Le Clavier Bien Tempéré

Évidemment, si l’on a des préjugés sur le maître suédois, la « Sonate d’Automne » dont il va être ici question ne facilite pas la tâche de l’admirateur, tant le scénario peut sembler pesant jusqu’à la caricature.

Une illustre pianiste internationale (Ingrid Bergman), rend visite à sa fille qu’elle n’a pas vu depuis sept ans (Liv Ulmann). Cette dernière vit isolée dans un presbytère, avec son pasteur de mari. Pour faire bonne mesure, réside également en ces lieux une sœur handicapée, et la maison est de surcroît comme hantée par la disparition prématurée de l’unique enfant du couple.

L’arrivée de la pianiste maternelle ne va pas rendre l’atmosphère plus riante et donnera même lieu à un affrontement de rancœurs recuites entre la mère et la fille, à l’initiative de cette dernière.

Il en est pour dire d’Ingmar Bergman qu’il serait austère et ennuyeux, on s’accordera ici le droit d’affirmer que c’est le plus souvent parce qu’ils ne le connaissent pas.

Car il y a une indiscutable forme d’exaltation dans le visionnage de ses films, et même une intensité à la hauteur de ce que peuvent offrir le giallo ou le thriller. Si elle est peut-être un peu plus cérébrale, elle n’en est pas moins visuelle et cinématographique, car dans ses meilleurs moments Bergman faisait coïncider à son plus haut niveau inventivité esthétique, écriture et direction d’acteurs.

Surtout, il faisait plonger le spectateur dans des abîmes de cruauté que peu de réalisateurs osent approcher.

En l’espèce, on a rarement aussi bien mis en scène l’incommunicabilité entre les êtres, et ce d’autant que ceux-ci sont par essence supposés unis par un lien indéfectible : une mère et sa fille. Pourtant, le film se réduit progressivement à un affrontement inévitable aussi violent qu’absurde : en effet, à quoi bon tomber si tard et si durement sur une mère aussi égocentrique ? La fille l’est-elle moins dans ce déballage qu’elle impose ? Et finalement, cette fille crispante et vaguement nunuche ne devient-elle pas rapidement plus insupportable que sa génitrice présentée comme autocentrée ? Cette dernière eut en effet au moins quelque chose à apporter au monde - et ce n’est pas du tout négligeable - son talent d’interprète.

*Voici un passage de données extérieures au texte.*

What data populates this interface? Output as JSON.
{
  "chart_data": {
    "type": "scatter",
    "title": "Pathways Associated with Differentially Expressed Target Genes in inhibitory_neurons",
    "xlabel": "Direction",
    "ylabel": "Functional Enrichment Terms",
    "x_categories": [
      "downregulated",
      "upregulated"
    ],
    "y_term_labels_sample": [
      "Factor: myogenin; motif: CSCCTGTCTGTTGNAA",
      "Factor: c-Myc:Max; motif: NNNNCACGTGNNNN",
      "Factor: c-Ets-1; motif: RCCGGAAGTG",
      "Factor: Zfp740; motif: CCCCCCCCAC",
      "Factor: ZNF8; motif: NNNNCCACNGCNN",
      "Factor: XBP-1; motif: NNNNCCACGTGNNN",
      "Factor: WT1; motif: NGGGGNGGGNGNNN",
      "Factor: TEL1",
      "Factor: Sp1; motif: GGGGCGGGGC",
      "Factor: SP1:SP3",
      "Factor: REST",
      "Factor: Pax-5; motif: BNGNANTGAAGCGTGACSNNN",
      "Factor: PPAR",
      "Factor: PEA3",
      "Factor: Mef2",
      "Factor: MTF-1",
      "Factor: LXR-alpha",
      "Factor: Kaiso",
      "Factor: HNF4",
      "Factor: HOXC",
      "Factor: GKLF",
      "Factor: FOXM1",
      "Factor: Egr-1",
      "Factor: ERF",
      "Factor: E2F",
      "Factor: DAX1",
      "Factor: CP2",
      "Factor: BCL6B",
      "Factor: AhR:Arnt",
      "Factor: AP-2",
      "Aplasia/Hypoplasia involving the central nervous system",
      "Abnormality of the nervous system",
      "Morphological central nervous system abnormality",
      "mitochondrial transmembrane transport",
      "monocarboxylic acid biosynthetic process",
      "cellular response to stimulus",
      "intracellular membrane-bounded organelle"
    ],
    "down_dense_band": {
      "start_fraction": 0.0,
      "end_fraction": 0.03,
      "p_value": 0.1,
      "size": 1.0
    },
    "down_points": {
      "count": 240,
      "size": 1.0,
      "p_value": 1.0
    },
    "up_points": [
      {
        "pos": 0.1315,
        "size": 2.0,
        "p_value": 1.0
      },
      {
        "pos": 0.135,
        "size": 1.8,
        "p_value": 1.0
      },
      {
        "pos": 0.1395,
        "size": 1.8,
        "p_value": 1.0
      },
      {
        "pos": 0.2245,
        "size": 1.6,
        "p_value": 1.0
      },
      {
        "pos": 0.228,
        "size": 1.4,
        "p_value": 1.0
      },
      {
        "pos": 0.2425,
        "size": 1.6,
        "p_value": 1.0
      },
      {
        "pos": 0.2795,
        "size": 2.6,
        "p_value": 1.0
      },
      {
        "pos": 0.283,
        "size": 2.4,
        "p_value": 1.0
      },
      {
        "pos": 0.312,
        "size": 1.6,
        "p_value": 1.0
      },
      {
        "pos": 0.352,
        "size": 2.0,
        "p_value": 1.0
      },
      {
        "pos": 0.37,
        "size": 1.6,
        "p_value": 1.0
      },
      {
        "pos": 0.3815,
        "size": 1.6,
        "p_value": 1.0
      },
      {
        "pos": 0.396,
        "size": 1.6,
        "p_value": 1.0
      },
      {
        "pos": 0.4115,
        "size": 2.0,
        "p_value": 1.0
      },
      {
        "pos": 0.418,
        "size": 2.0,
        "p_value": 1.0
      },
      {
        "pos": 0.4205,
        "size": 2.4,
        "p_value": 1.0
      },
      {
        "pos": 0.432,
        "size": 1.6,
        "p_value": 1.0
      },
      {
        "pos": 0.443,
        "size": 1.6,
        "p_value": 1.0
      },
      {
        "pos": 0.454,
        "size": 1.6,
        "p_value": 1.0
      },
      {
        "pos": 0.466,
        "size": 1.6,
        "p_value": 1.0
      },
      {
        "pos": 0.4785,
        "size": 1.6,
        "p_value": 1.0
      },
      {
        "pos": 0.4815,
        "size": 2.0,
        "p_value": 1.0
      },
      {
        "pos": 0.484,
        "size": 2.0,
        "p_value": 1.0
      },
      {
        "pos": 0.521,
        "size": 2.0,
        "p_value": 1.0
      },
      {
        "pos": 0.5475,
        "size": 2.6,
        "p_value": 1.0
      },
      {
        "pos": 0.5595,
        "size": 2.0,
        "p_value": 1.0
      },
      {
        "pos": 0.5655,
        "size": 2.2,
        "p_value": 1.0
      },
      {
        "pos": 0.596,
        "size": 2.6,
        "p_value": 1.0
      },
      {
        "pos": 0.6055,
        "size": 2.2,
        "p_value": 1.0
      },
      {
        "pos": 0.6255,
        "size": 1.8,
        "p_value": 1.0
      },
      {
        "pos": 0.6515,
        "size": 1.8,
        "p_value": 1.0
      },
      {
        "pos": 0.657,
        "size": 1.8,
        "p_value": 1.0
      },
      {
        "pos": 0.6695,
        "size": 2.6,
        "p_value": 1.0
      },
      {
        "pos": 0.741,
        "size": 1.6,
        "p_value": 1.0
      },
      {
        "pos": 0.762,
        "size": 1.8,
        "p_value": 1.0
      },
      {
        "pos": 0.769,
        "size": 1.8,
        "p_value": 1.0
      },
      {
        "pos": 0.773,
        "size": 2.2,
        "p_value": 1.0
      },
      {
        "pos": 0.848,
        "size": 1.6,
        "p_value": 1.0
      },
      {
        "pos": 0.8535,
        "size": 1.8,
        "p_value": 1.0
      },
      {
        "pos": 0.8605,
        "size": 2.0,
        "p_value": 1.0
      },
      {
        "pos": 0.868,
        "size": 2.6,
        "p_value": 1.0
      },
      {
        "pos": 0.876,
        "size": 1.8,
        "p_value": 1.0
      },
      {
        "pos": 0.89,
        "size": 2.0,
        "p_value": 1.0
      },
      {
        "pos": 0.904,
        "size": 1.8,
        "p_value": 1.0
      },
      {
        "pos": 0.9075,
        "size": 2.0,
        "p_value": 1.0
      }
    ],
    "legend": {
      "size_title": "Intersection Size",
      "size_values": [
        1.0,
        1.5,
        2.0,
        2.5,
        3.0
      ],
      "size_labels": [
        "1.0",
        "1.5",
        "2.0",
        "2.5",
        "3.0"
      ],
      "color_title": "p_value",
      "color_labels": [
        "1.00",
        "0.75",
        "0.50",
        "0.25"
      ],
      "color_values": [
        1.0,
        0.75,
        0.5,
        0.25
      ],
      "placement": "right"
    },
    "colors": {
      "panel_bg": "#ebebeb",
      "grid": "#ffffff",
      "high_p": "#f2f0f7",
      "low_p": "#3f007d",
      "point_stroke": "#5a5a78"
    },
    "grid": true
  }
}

Et quand la logique de l’histoire voudrait que l’on plaignit celle qui fut une enfant malheureuse, on se prend plutôt d’empathie pour la diva. C’est d’autant plus cohérent qu’Ingrid Bergman, dont ce fut le dernier rôle avant que la maladie ne la fasse renoncer au 7ème Art, est impériale dans cette ultime apparition a l’écran.

On sait que les deux Bergman ne s’entendirent guère sur le tournage, que ce soit sur la méthode comme sur le scénario, mais ces antagonismes ont produit là des brasiers créatifs.

Il est vrai que pour Ingrid, nombreuses semblent les références à sa propre vie dans le film. Mais finalement, Ingmar ne parle-t’il pas plutôt ici de lui-même, artiste obsessionnel et plutôt avare d’attention à ses proches, femmes comme enfants ? Nul procès donc fait à la femme : tous coupables, à commencer par celui qui écrit et filme l’histoire. Et quel film, et quelle histoire.